Vacancies are also on the rise for multifamily properties — 40% of properties surveyed by CoStar in June reported a higher vacancy rate, an increase from June averages of the past three years. The urban-suburban divide can be seen here too. Half of downtown properties reported higher vacancies, up significantly from prior years, while only 35% of suburban properties did, which is in line with the average rate.
The nation’s office market is experiencing a “great pause, but not a complete halt,” according to Michael Roessle, CoStar’s director of U.S. office analytics. On the bright side, both leasing and investment deals are still getting done even if at a slower pace.
Office sales have slowed, with investment dropping to $11 billion in the second quarter, the lowest for a single quarter since the Great Recession recovery in early 2010, according CoStar’s analysis.
“Several factors are negatively impacting investment, including travel restrictions limiting the ability of investment committees to actually see the asset, uncertainty on the part of lenders regarding how to underwrite a deal in this climate and a pricing disconnect between buyers hoping for a steep discount and sellers holding on to pre-pandemic price levels,” Roessle said in his latest video.
“Expensive coastal gateway markets such as New York, Washington, D.C., Los Angeles and Seattle are seeing some of the steepest pullbacks, though you can argue that the fact these markets are seeing measurable investment activity at all is in and of itself an achievement,” he added.
Office leasing is seeing a similar trend, remaining muted for much of the second quarter. Likely, this is a result of uncertainty over how long companies will have to work remotely, plus a lack of clarity around how office design and spacing needs will change moving forward.

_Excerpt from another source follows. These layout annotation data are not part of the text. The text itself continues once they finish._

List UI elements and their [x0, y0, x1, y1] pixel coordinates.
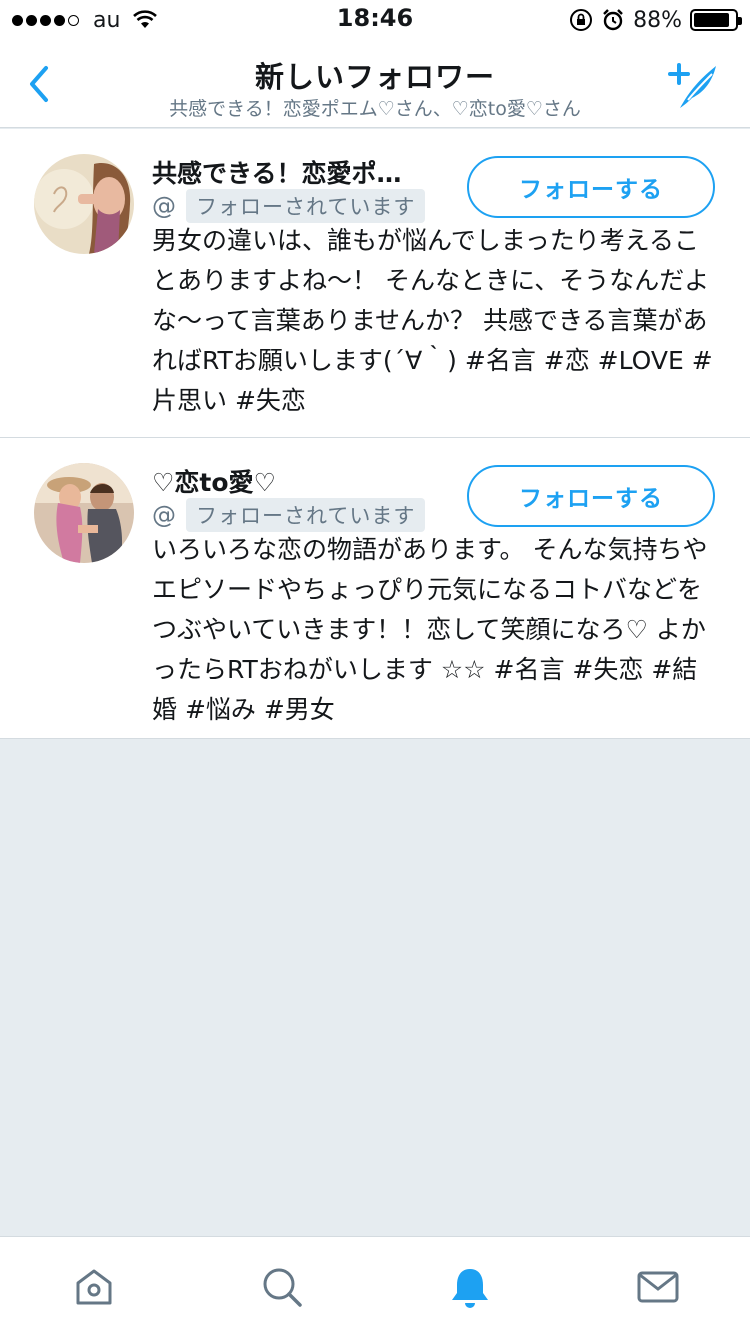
nav-header: 新しいフォロワー 共感できる！恋愛ポエム♡さん、♡恋to愛♡さん — [0, 40, 750, 128]
status-bar: au 18:46 88% — [0, 0, 750, 40]
handle-prefix: @ — [152, 192, 176, 220]
follows-you-badge: フォローされています — [186, 189, 426, 223]
search-icon[interactable] — [258, 1263, 306, 1311]
messages-envelope-icon[interactable] — [634, 1263, 682, 1311]
handle-row: @ フォローされています — [152, 189, 426, 223]
avatar[interactable] — [34, 463, 134, 563]
alarm-icon — [603, 9, 623, 31]
notifications-bell-icon[interactable] — [446, 1263, 494, 1311]
follow-button[interactable]: フォローする — [467, 465, 715, 527]
handle-prefix: @ — [152, 501, 176, 529]
list-item[interactable]: 共感できる！恋愛ポ… @ フォローされています フォローする 男女の違いは、誰も… — [0, 129, 750, 438]
battery-icon — [690, 9, 742, 31]
battery-percent: 88% — [633, 7, 682, 33]
follower-bio: いろいろな恋の物語があります。 そんな気持ちやエピソードやちょっぴり元気になるコ… — [152, 535, 708, 724]
follows-you-badge: フォローされています — [186, 498, 426, 532]
home-icon[interactable] — [70, 1263, 118, 1311]
avatar[interactable] — [34, 154, 134, 254]
handle-row: @ フォローされています — [152, 498, 426, 532]
follower-list: 共感できる！恋愛ポ… @ フォローされています フォローする 男女の違いは、誰も… — [0, 129, 750, 739]
follower-name[interactable]: ♡恋to愛♡ — [152, 463, 442, 499]
orientation-lock-icon — [570, 9, 593, 31]
follower-bio: 男女の違いは、誰もが悩んでしまったり考えることありますよね〜！ そんなときに、そ… — [152, 226, 713, 415]
page-subtitle: 共感できる！恋愛ポエム♡さん、♡恋to愛♡さん — [169, 98, 581, 120]
follower-name[interactable]: 共感できる！恋愛ポ… — [152, 154, 442, 190]
page-title: 新しいフォロワー — [254, 60, 495, 94]
tab-bar — [0, 1236, 750, 1334]
list-item[interactable]: ♡恋to愛♡ @ フォローされています フォローする いろいろな恋の物語がありま… — [0, 438, 750, 739]
compose-tweet-icon[interactable] — [666, 60, 722, 112]
follow-button[interactable]: フォローする — [467, 156, 715, 218]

Anecdotally, Roessle said landlords are accommodating tenants with expiring leases by offering short term, 3- to 6-month extensions while they figure out their needs.
Leasing activity is being led by large tech firms such as Microsoft, Amazon and TikTok, which have all signed on at large properties. However, those giants’ deals have not been able to offset struggling industries, primarily coworking, notes Roessle.
Initially, the office market entered this downturn with record low vacancy and positive absorption. Absorption is now negative for the first time in a decade, pushing the vacancy rate above 10%, though still slightly below that seen during the Great Recession. Over the last several years, developers had mostly stopped building spec offices anyway, so Roessle said it’s unlikely that a flood of supply and uncommitted space will cause a spike in vacancies.
“Developers tend to play a long game, believing this crisis will pass well before any new construction starts and delivers,” said Roessle.
Asking rent growth is decelerating as vacancies start to rise, but still remains positive to end the quarter. Office asking rents are generally stable even in economic downturns, though Roessle thinks this may be masking concessions as tenants are wary of making long term commitments in this environment.